Don Quixote – Richard Hartley

Richard Hartley scheint sich immer mehr als Komponist epischer Sinfonik für aufwendige Fernsehproduktionen verdient zu machen. Nach der Hallmark-Produktion Alice in Wonderland von 1998, für die er mit dem Emmy ausgezeichnet wurde, schrieb er nun auch die Musik zu Don Quixote, einer weiteren Verfilmung des berühmten Romans von Miguel De Cervantes aus dem 17. Jahrhundert. Der sonst eher auf Kinofilme spezialisierte Peter Yates führte Regie, John Lithgow spielt Don Quixote und Bob Hoskins ist in der Rolle des Sancho Panza in. der aufwendigen TV-Produktion zu sehen.

Hartley entspricht der Abenteuergeschichte mit einer abwechslungsreichen großorchestralen Musik, in die er wunderschön Flamenco-Elemente eingearbeitet hat. Kastagnetten und Gitarre dominieren das bunte Klangbild und erinnern damit nicht zufällig an James Horners The Mask of Zorro. Die Partitur zeigt sich vielseitig und umfasst neben romantischen Gitarren- und Streicherthemen auch von Bläser und Schlagwerk dominierte dramatische Passagen wie etwa in „Giants/Tilting at Windmills“ oder „Two Great Armies/Battle of the Sheep“.

Ein kleine Schwäche ist der Mangel an wirklich einprägsamen Themen.
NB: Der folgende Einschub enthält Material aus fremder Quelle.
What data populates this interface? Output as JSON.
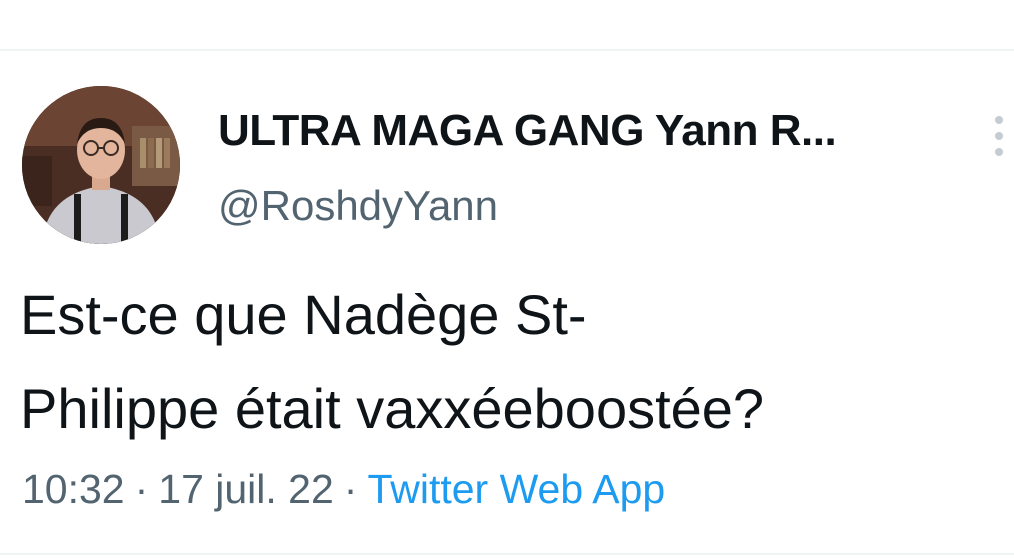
{
  "tweet": {
    "author": {
      "display_name": "ULTRA MAGA GANG Yann R...",
      "handle": "@RoshdyYann"
    },
    "text_lines": [
      "Est-ce que Nadège St-",
      "Philippe était vaxxéeboostée?"
    ],
    "time": "10:32",
    "separator": "·",
    "date": "17 juil. 22",
    "source": "Twitter Web App"
  },
  "icons": {
    "more": "more-vertical-icon"
  },
  "colors": {
    "text": "#0f1419",
    "secondary_text": "#536471",
    "link": "#1d9bf0",
    "divider": "#eff3f4"
  }
}
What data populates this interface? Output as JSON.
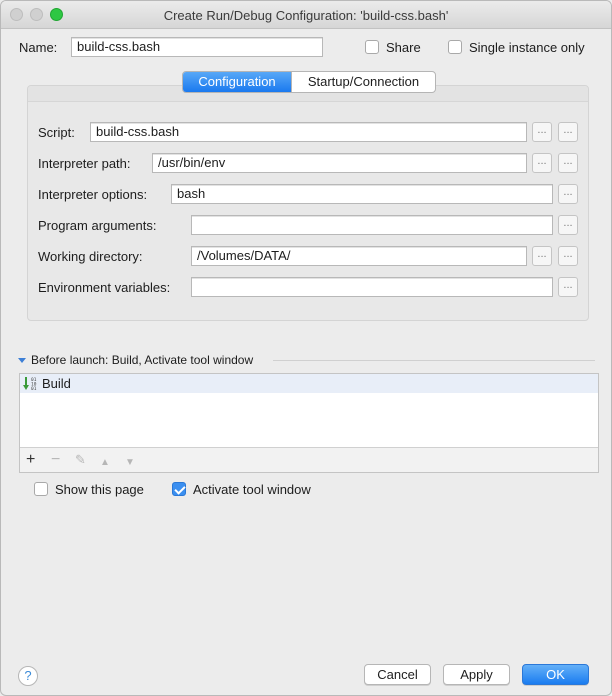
{
  "window": {
    "title": "Create Run/Debug Configuration: 'build-css.bash'"
  },
  "header": {
    "name_label": "Name:",
    "name_value": "build-css.bash",
    "share_label": "Share",
    "share_checked": false,
    "single_instance_label": "Single instance only",
    "single_instance_checked": false
  },
  "tabs": [
    {
      "label": "Configuration",
      "active": true
    },
    {
      "label": "Startup/Connection",
      "active": false
    }
  ],
  "form": {
    "script_label": "Script:",
    "script_value": "build-css.bash",
    "interpreter_path_label": "Interpreter path:",
    "interpreter_path_value": "/usr/bin/env",
    "interpreter_options_label": "Interpreter options:",
    "interpreter_options_value": "bash",
    "program_arguments_label": "Program arguments:",
    "program_arguments_value": "",
    "working_directory_label": "Working directory:",
    "working_directory_value": "/Volumes/DATA/",
    "environment_variables_label": "Environment variables:",
    "environment_variables_value": "",
    "browse_glyph": "..."
  },
  "before_launch": {
    "title": "Before launch: Build, Activate tool window",
    "items": [
      {
        "label": "Build",
        "icon": "build-binary-icon"
      }
    ],
    "toolbar": {
      "add": "+",
      "remove": "−",
      "edit": "✎",
      "up": "▲",
      "down": "▼"
    }
  },
  "options": {
    "show_page_label": "Show this page",
    "show_page_checked": false,
    "activate_tool_window_label": "Activate tool window",
    "activate_tool_window_checked": true
  },
  "footer": {
    "help_glyph": "?",
    "cancel_label": "Cancel",
    "apply_label": "Apply",
    "ok_label": "OK"
  },
  "colors": {
    "accent": "#1a7cf0",
    "window_bg": "#ececec"
  }
}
Doch die Vielfalt an musikalischen Ideen und Klangfarben macht dies schnell vergessen. Denn auch wenn Don Quixote eher in den Bereich konventioneller Orchestermusik einzuordnen ist, zeigt sich Richard Hartley als versierter Komponist. Seine Musik ist in der klanglich wie technisch ausgezeichneten Einspielung der London Philharmonia auch über die lange Lauflänge ausgesprochen unterhaltsam. Der Soundtrack fügt sich nahtlos in die Reihe der schönen Filmmusiken für TV-Produktionen von Hallmark-Entertainment ein.